Arbaclofen placarbil (AP) is a prodrug of R-baclofen in an extended-release oral formulation that is well absorbed throughout the gastrointestinal tract (Lal et al. 2009). Efficacy and safety of AP was studied (Nance et al. 2011) and results indicated that 20/30mg of AP every 12 hours for 26 days, significantly improved Ashworth scores and reduced severity of spasticity ratings compared to the placebo group. However, there was no significant difference in muscle strength between the AP and placebo group. Chu et al. (2014) also reported that neither baclofen or tizanidine had a negative impact on strength and postulated that patient reported weakness secondary to drug administration by be due to decreased motivation secondary to drowsiness.

In contrast to these studies, a counter-therapeutic response to baclofen was found by Hinderer (1990). In this RCT (n=5) the effect of baclofen on spasticity was studied by examining the viscous stiffness (resistance torque) following a 5° sinusoidal ankle perturbation at 3-12 Hz. No difference was noted between baclofen and placebo on this measure. No other outcome measures were assessed. Chu et al. (2014) noted that baclofen had a stronger inhibitory effect on knee flexors. These studies illustrate one of the limitations in establishing the efficacy for any spasticity-relieving agent–the heterogeneity of reported outcomes and outcome measures used across studies (Chou et al. 2004; Taricco et al. 2006). Spasticity is multi-dimensional with a variety of clinical manifestations and much day-to-day and diurnal variation within an individual. A battery of measures is needed to obtain valid and reliable measurement of spasticity within a given trial (Priebe et al. 1996). The range of studies outlined in the present review demonstrates various physiological, clinical and functional measures, yet there is minimal consistency of outcome measure selection across trials.

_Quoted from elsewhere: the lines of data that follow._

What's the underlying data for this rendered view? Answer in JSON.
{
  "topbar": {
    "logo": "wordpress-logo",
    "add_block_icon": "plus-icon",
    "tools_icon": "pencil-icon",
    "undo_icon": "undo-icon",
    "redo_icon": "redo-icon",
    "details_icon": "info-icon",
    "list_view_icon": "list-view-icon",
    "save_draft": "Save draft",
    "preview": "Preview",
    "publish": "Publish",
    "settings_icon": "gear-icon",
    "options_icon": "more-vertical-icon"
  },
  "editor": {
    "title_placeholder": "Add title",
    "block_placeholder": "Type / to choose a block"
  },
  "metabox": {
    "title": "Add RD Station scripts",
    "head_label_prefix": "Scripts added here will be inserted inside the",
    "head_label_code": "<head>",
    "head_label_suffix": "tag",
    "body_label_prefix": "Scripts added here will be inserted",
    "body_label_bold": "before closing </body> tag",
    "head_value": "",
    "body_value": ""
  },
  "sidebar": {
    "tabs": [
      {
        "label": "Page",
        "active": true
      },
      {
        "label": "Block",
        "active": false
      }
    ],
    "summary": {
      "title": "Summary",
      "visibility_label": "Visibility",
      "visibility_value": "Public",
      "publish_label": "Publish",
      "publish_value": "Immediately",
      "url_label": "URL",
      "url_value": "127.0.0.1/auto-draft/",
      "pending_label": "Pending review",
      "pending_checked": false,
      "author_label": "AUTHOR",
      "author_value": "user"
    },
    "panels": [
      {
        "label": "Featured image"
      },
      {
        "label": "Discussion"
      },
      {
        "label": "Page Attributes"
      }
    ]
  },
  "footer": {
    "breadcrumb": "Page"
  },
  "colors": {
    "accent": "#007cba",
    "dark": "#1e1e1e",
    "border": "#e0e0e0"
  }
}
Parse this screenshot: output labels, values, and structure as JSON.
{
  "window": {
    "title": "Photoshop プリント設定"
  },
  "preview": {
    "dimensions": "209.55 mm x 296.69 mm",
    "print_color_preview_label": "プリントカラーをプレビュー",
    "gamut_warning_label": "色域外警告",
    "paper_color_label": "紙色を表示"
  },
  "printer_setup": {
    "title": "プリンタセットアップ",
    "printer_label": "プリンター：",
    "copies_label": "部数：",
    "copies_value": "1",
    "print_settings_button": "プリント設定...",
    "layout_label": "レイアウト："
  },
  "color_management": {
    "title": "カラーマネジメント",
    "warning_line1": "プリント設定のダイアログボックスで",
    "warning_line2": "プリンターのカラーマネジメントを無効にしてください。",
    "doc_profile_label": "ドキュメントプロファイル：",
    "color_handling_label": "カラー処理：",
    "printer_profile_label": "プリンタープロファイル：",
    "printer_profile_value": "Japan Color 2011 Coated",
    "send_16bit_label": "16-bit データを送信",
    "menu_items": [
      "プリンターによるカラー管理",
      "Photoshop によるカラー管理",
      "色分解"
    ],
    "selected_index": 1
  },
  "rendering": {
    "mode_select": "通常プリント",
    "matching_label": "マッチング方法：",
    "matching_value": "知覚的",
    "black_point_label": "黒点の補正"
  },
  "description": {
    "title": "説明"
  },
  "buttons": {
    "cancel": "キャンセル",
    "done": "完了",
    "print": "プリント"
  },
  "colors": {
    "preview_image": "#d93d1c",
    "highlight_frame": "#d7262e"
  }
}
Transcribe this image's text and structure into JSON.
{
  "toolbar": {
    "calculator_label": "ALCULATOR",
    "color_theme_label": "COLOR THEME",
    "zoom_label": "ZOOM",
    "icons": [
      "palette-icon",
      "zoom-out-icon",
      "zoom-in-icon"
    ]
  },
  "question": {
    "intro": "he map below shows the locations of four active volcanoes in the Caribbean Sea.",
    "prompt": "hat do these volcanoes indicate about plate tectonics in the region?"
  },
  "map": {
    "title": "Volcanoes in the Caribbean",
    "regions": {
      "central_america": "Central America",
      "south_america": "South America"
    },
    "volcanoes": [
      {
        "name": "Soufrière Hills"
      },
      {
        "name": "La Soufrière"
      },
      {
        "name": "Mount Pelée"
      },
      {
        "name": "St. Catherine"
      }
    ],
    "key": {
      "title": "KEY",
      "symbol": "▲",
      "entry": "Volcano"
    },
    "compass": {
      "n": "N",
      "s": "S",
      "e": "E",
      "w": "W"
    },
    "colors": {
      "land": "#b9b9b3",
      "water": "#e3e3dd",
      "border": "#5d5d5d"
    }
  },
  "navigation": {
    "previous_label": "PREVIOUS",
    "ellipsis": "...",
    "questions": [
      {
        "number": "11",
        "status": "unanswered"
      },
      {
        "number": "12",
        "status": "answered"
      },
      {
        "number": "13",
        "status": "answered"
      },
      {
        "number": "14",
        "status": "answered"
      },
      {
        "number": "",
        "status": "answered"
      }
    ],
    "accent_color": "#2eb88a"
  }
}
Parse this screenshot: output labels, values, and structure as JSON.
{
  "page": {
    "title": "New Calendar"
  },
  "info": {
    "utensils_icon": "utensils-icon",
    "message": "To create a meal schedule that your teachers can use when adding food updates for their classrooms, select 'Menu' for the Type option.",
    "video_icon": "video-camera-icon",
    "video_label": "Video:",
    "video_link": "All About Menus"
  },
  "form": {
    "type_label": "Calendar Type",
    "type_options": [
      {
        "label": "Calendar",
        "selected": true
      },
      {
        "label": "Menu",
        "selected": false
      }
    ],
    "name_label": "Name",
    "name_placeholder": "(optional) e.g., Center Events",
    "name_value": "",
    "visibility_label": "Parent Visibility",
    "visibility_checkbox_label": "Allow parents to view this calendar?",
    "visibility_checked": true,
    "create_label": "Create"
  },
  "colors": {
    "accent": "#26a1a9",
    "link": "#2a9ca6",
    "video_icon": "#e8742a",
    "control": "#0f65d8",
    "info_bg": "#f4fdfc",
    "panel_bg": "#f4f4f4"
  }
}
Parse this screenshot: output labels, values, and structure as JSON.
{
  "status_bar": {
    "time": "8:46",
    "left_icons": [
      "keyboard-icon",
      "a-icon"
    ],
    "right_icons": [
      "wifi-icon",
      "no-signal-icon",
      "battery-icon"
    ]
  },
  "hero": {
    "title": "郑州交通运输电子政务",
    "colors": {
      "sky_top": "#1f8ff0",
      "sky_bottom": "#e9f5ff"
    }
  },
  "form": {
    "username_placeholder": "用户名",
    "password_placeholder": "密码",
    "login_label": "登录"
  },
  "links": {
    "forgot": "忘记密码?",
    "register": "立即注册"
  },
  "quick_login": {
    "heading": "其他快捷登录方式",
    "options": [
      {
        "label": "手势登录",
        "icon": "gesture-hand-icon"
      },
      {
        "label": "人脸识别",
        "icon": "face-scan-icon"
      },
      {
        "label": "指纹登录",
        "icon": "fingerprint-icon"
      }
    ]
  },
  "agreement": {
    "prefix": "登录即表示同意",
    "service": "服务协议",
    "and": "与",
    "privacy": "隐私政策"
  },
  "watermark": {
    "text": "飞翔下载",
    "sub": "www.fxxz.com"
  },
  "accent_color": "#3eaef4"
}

Interesting findings from a retrospective analysis of a single provider’s 25-year patient database (Veerakumar et al. 2015, n=115) revealed that baclofen use varied with etiology of the SCI, time since injury and concomitant antispasmodic use. These findings provide further evidence that baclofen use requires careful dose titration and monitoring based on the unique spasticity profile of individual patients.


There is Level 1a evidence that oral baclofen improves muscle spasticity secondary to SCI. This conclusion is based on the results from five positive small-scale RCTs (Chu et al. 2014; Nance et al. 2011; Aydin et al. 2005; Duncan et al. 1976; Burke et al. 1971) although is minimally muted by a single negative finding from one small RCT (Hinderer et al. 1990) with an overall lack of homogeneity in outcome measures and study participants. Additional evidence from a prospective controlled trial (Dicpinigaitis et al. 2000), a cohort (Veerakumar et al. 2015) and pre-post study (Nance 1994) also provide support for the use of oral baclofen in reducing spasticity.

  • Oral baclofen reduces muscle spasticity in people with SCI.